Pongo tapanuliensis (informeel de Tapanuli-orang-oetan) is een orang-oetan (mensaap) die in het tropisch regenwoud op het Indonesische eiland Sumatra voorkomt in het regentschap Tapanuli Selatan van de provincie Noord-Sumatra. Het is een van de drie soorten orang-oetans. Pongo tapanuliensis werd in 2017 als aparte soort beschreven. Het was voor het eerst sinds in 1929 de bonobo (Pan paniscus) benoemd werd dat een nog levende nieuwe soort mensachtige werd beschreven.
Het holotype had een kleinere schedel, een platter gezicht en bredere tanden en kiezen dan de twee andere orang-oetansoorten, Pongo abelii op Noord-Sumatra en Pongo pygmaeus op Borneo. Er werden 26 verschillende metingen uitgevoerd aan de schedel en die werden via een hoofdcomponentenanalyse vergeleken met overeenkomstige metingen aan negentien dieren uit Borneo en acht elders uit Noord-Sumatra.

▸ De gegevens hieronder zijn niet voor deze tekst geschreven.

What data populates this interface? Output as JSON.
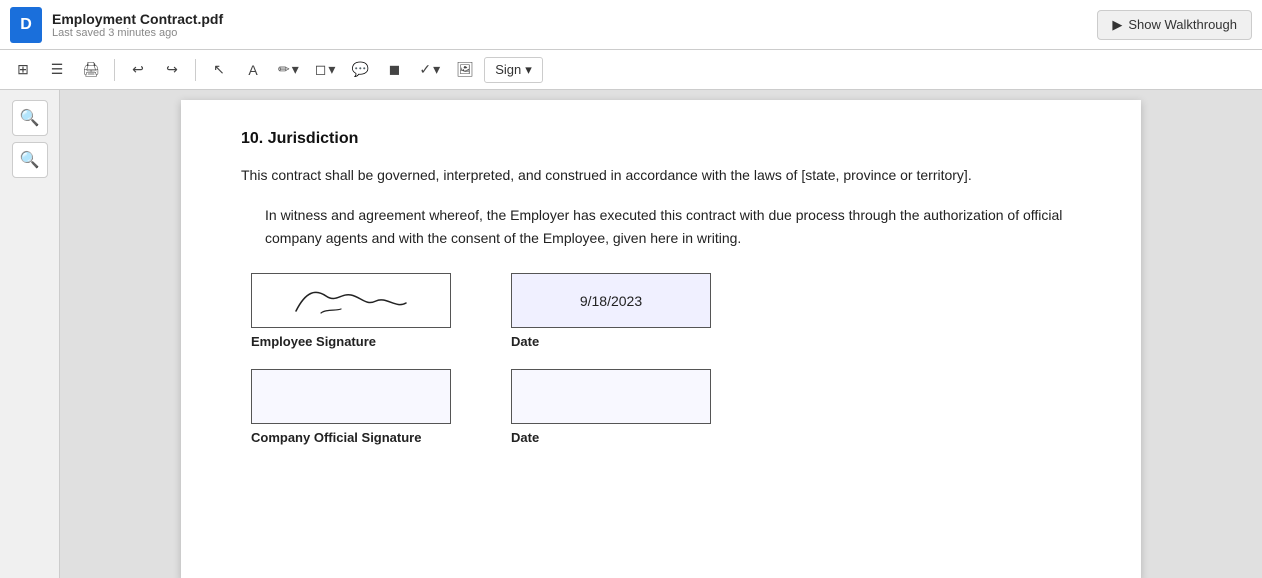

Pongo tapanuliensis bleek zich in een aantal kenmerken van zowel Pongo abelii als Pongo pygmaeus te onderscheiden. De bovenste hoektand is breder. Het gezicht is platter met een diepte van zes millimeter tegenover minstens 8,4 millimeter. De pterygoïden in het verhemelte staan dichter op elkaar. De benige gehoorgang is korter. Het gewricht tussen onderkaak en slaapbeen is korter. De rij snijtanden in de bovenkaak is smaller. De afstand overdwars tussen de eerste kiezen is smaller. De vergroeiing, symfyse, tussen beide onderkaakshelften is horizontaal gemeten korter. De torus transversus inferior, een ringvormige opstaande structuur op de binnenste onderrand van de symfyse, is kleiner. De opgaande tak van de onderkaak is smaller.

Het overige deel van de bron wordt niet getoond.